I wonder if there a possibility to perform OTU clustering 99% around taxonomy sequences within qiime software.
I found vsearch tool for similar purpose but it requires some frequency table. In fact I don't have and don't need such table for that analysis. I have only original sequences with taxonomy labels.
Also I would wish that such clustering work as filter ( so some sequences are uniting in cluster with some most represantative label and others remain the same)
Most close I found in ReSCRIPT like "dereplicate" function, but it works like 100% Clustering, so I need the same but 99% clustering.
Is such possibility within qiime? If no - could you suggest software for such tools.
Thank you for attention
Everything you need is available within the QIIME 2 documentation. If you search for OTU clustering you'll find:
You can perform otu clustering on your raw sequences or on your denoised (deblur, DADA2) sequences.

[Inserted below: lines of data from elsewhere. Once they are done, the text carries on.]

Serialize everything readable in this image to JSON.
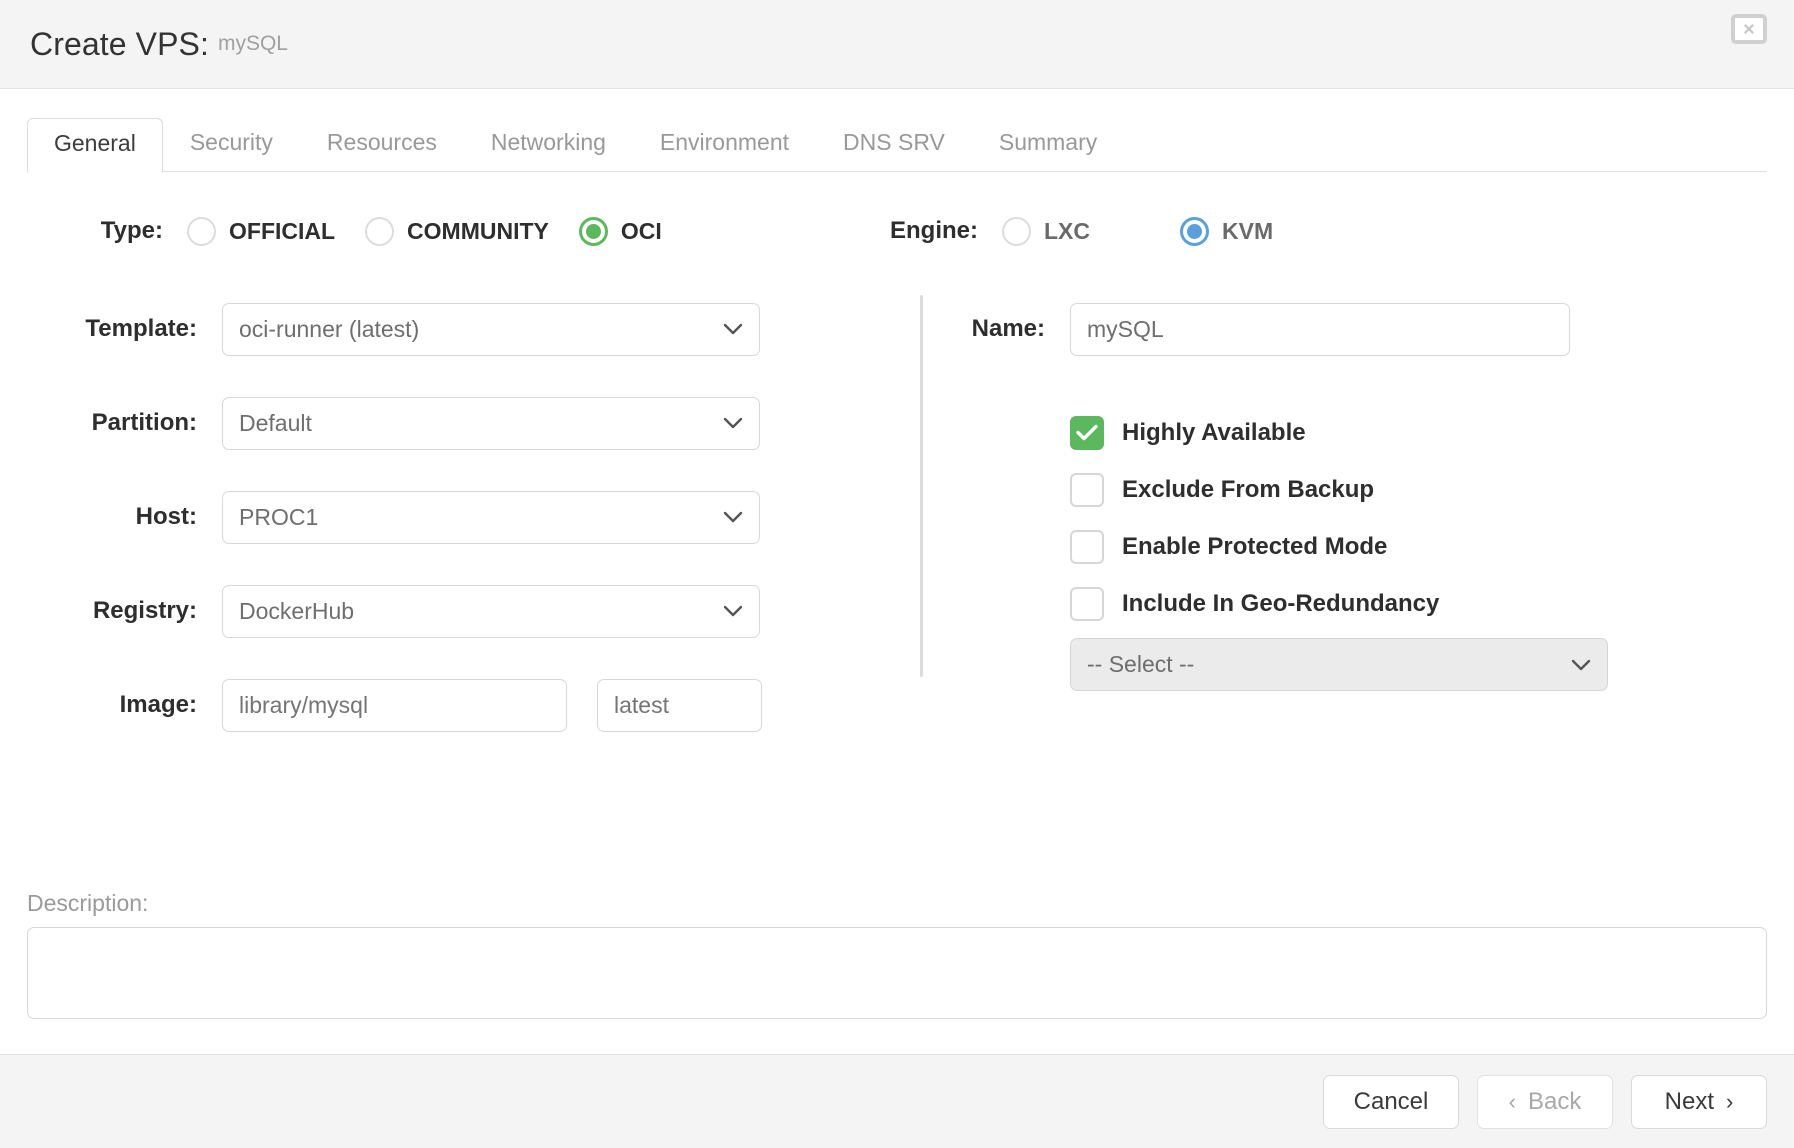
{
  "header": {
    "title": "Create VPS:",
    "subject": "mySQL",
    "close_icon": "close-icon"
  },
  "tabs": [
    {
      "label": "General",
      "active": true
    },
    {
      "label": "Security",
      "active": false
    },
    {
      "label": "Resources",
      "active": false
    },
    {
      "label": "Networking",
      "active": false
    },
    {
      "label": "Environment",
      "active": false
    },
    {
      "label": "DNS SRV",
      "active": false
    },
    {
      "label": "Summary",
      "active": false
    }
  ],
  "type_group": {
    "label": "Type:",
    "options": [
      {
        "label": "OFFICIAL",
        "selected": false
      },
      {
        "label": "COMMUNITY",
        "selected": false
      },
      {
        "label": "OCI",
        "selected": true
      }
    ],
    "selected_color": "#5cb85c"
  },
  "engine_group": {
    "label": "Engine:",
    "options": [
      {
        "label": "LXC",
        "selected": false
      },
      {
        "label": "KVM",
        "selected": true
      }
    ],
    "selected_color": "#59a0dd"
  },
  "left_fields": {
    "template": {
      "label": "Template:",
      "value": "oci-runner (latest)"
    },
    "partition": {
      "label": "Partition:",
      "value": "Default"
    },
    "host": {
      "label": "Host:",
      "value": "PROC1"
    },
    "registry": {
      "label": "Registry:",
      "value": "DockerHub"
    },
    "image": {
      "label": "Image:",
      "repo_placeholder": "library/mysql",
      "tag_placeholder": "latest"
    }
  },
  "right_fields": {
    "name": {
      "label": "Name:",
      "value": "mySQL"
    },
    "checkboxes": [
      {
        "label": "Highly Available",
        "checked": true
      },
      {
        "label": "Exclude From Backup",
        "checked": false
      },
      {
        "label": "Enable Protected Mode",
        "checked": false
      },
      {
        "label": "Include In Geo-Redundancy",
        "checked": false
      }
    ],
    "geo_select": {
      "value": "-- Select --",
      "disabled": true
    }
  },
  "description": {
    "label": "Description:",
    "value": "",
    "placeholder": ""
  },
  "footer": {
    "cancel_label": "Cancel",
    "back_label": "Back",
    "back_caret": "‹",
    "next_label": "Next",
    "next_caret": "›"
  }
}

I read tutorial and it seems that there are two cases that I already described
- using deriplicate ( which is 100% clustering, not 99% by the fact)

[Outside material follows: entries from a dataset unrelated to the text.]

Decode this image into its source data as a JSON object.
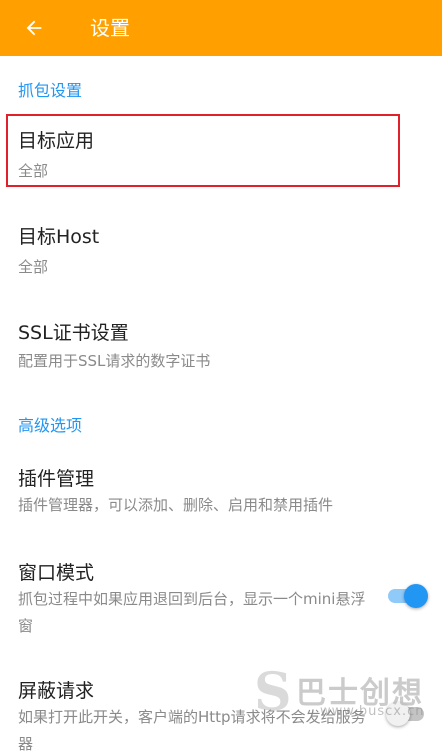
{
  "appbar": {
    "title": "设置",
    "back_icon": "arrow-back-icon",
    "color": "#FFA000"
  },
  "sections": {
    "capture": {
      "header": "抓包设置",
      "target_app": {
        "title": "目标应用",
        "summary": "全部"
      },
      "target_host": {
        "title": "目标Host",
        "summary": "全部"
      },
      "ssl": {
        "title": "SSL证书设置",
        "summary": "配置用于SSL请求的数字证书"
      }
    },
    "advanced": {
      "header": "高级选项",
      "plugins": {
        "title": "插件管理",
        "summary": "插件管理器，可以添加、删除、启用和禁用插件"
      },
      "window_mode": {
        "title": "窗口模式",
        "summary": "抓包过程中如果应用退回到后台，显示一个mini悬浮窗",
        "enabled": true
      },
      "block_requests": {
        "title": "屏蔽请求",
        "summary": "如果打开此开关，客户端的Http请求将不会发给服务器",
        "enabled": false
      }
    }
  },
  "accent_color": "#2196F3",
  "highlight_color": "#e0202a",
  "watermark": {
    "logo": "S",
    "text": "巴士创想",
    "url": "www.buscx.cn"
  }
}
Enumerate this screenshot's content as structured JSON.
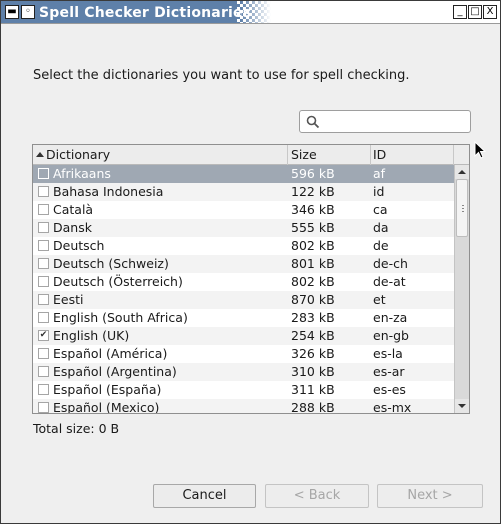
{
  "window": {
    "title": "Spell Checker Dictionaries",
    "controls": {
      "minimize": "_",
      "maximize": "□",
      "close": "X"
    }
  },
  "instruction": "Select the dictionaries you want to use for spell checking.",
  "search": {
    "value": "",
    "placeholder": ""
  },
  "table": {
    "columns": {
      "dictionary": "Dictionary",
      "size": "Size",
      "id": "ID"
    },
    "sort": {
      "column": "dictionary",
      "direction": "ascending"
    },
    "rows": [
      {
        "name": "Afrikaans",
        "size": "596 kB",
        "id": "af",
        "checked": false,
        "selected": true
      },
      {
        "name": "Bahasa Indonesia",
        "size": "122 kB",
        "id": "id",
        "checked": false,
        "selected": false
      },
      {
        "name": "Català",
        "size": "346 kB",
        "id": "ca",
        "checked": false,
        "selected": false
      },
      {
        "name": "Dansk",
        "size": "555 kB",
        "id": "da",
        "checked": false,
        "selected": false
      },
      {
        "name": "Deutsch",
        "size": "802 kB",
        "id": "de",
        "checked": false,
        "selected": false
      },
      {
        "name": "Deutsch (Schweiz)",
        "size": "801 kB",
        "id": "de-ch",
        "checked": false,
        "selected": false
      },
      {
        "name": "Deutsch (Österreich)",
        "size": "802 kB",
        "id": "de-at",
        "checked": false,
        "selected": false
      },
      {
        "name": "Eesti",
        "size": "870 kB",
        "id": "et",
        "checked": false,
        "selected": false
      },
      {
        "name": "English (South Africa)",
        "size": "283 kB",
        "id": "en-za",
        "checked": false,
        "selected": false
      },
      {
        "name": "English (UK)",
        "size": "254 kB",
        "id": "en-gb",
        "checked": true,
        "selected": false
      },
      {
        "name": "Español (América)",
        "size": "326 kB",
        "id": "es-la",
        "checked": false,
        "selected": false
      },
      {
        "name": "Español (Argentina)",
        "size": "310 kB",
        "id": "es-ar",
        "checked": false,
        "selected": false
      },
      {
        "name": "Español (España)",
        "size": "311 kB",
        "id": "es-es",
        "checked": false,
        "selected": false
      },
      {
        "name": "Español (Mexico)",
        "size": "288 kB",
        "id": "es-mx",
        "checked": false,
        "selected": false
      }
    ]
  },
  "total_size": "Total size: 0 B",
  "buttons": {
    "cancel": "Cancel",
    "back": "< Back",
    "next": "Next >"
  },
  "colors": {
    "titlebar": "#5e80a9",
    "selected_row": "#9fa8b3",
    "window_bg": "#efefef"
  }
}
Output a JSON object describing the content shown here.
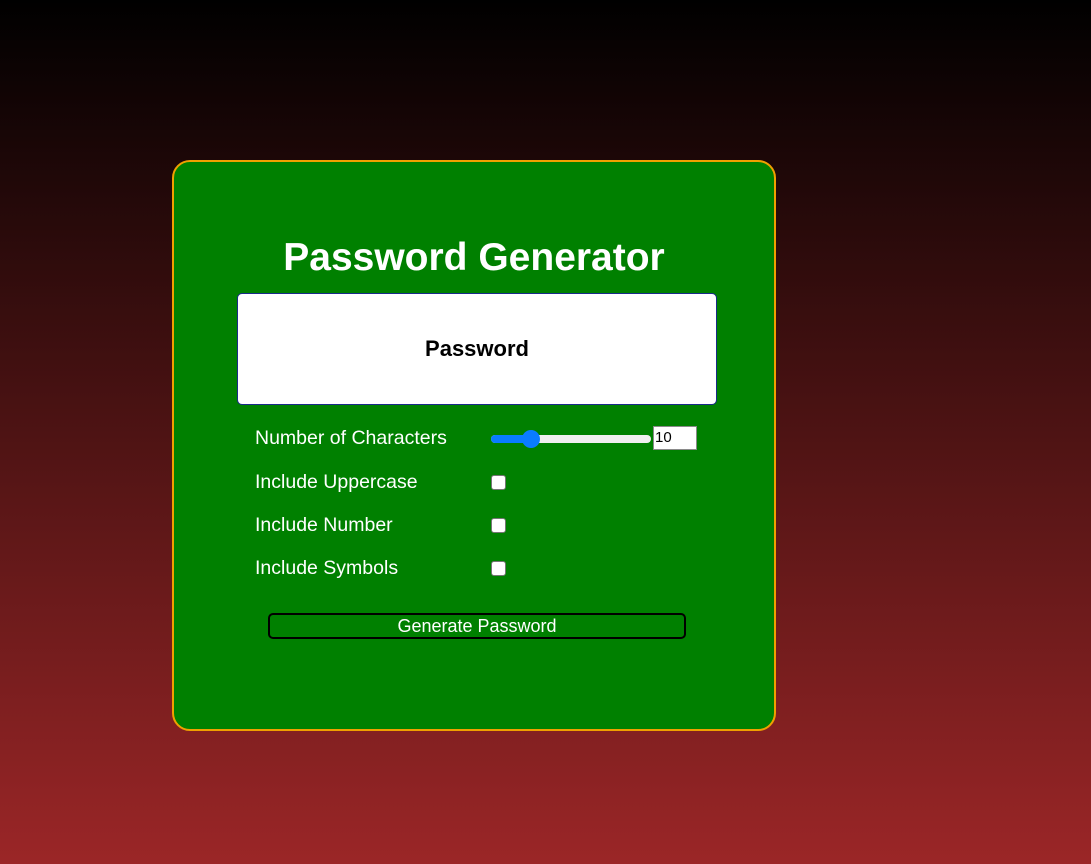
{
  "app": {
    "title": "Password Generator"
  },
  "password_display": {
    "text": "Password"
  },
  "options": {
    "length": {
      "label": "Number of Characters",
      "value": "10",
      "slider_fraction": 0.22
    },
    "uppercase": {
      "label": "Include Uppercase",
      "checked": false
    },
    "number": {
      "label": "Include Number",
      "checked": false
    },
    "symbols": {
      "label": "Include Symbols",
      "checked": false
    }
  },
  "actions": {
    "generate_label": "Generate Password"
  },
  "colors": {
    "card_background": "#008000",
    "card_border": "#f0a000",
    "slider_accent": "#0a7cff",
    "background_top": "#000000",
    "background_bottom": "#9b2627"
  }
}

- using vsearch cluster which use frequency table of features at input which I don't have and shouldn't must have for my task
Maybe I miss smth?
In fact I need something simple command like
qiime vsearch cluster --i-sequences seqs.qza --p-perc-identity 0.99 --o-clustered-sequences seqs_NR99.qza
The page I linked you to shows this command:
qiime vsearch dereplicate-sequences
The table will be made for you. Then you proceed to cluster in the following step:
qiime vsearch cluster-features-de-novo
Ohh.. Thanks! Looks like workaround
Interesting, why there is no possibility to perform this just as one command
Anyway thanks for your support
This is how vsearch works. Also, it is more efficient to do dereplicate the data first, then cluster from that dereplicated set. Especially, if you’d like to cluster at several different similarity levels, then there is no need to dereplicate each time.
But I suppose a pipeline for this would be something to consider.
I looked in RESCRIPt
dereplicate manual and there is already --p-perc-identity parameter. So probably it would be better use RESCRIPt for same purpose instead of vsearch? If it do the same thing
If your intent is to make a reference database based on clustered sequences, then yes you can use this approach. But if you are simply clustering your reads to generate OTUs for analyses, then you should use vsearch.
In general, we do not recommend clustering reads for the purposes of making a reference database as your ability to correctly assign taxonomy to your reads declines. This is covered in our RESCRIPt manuscript. Usually, clustering reference sequences is performed to reduce the file and memory size of the reference database when computational resources are limited.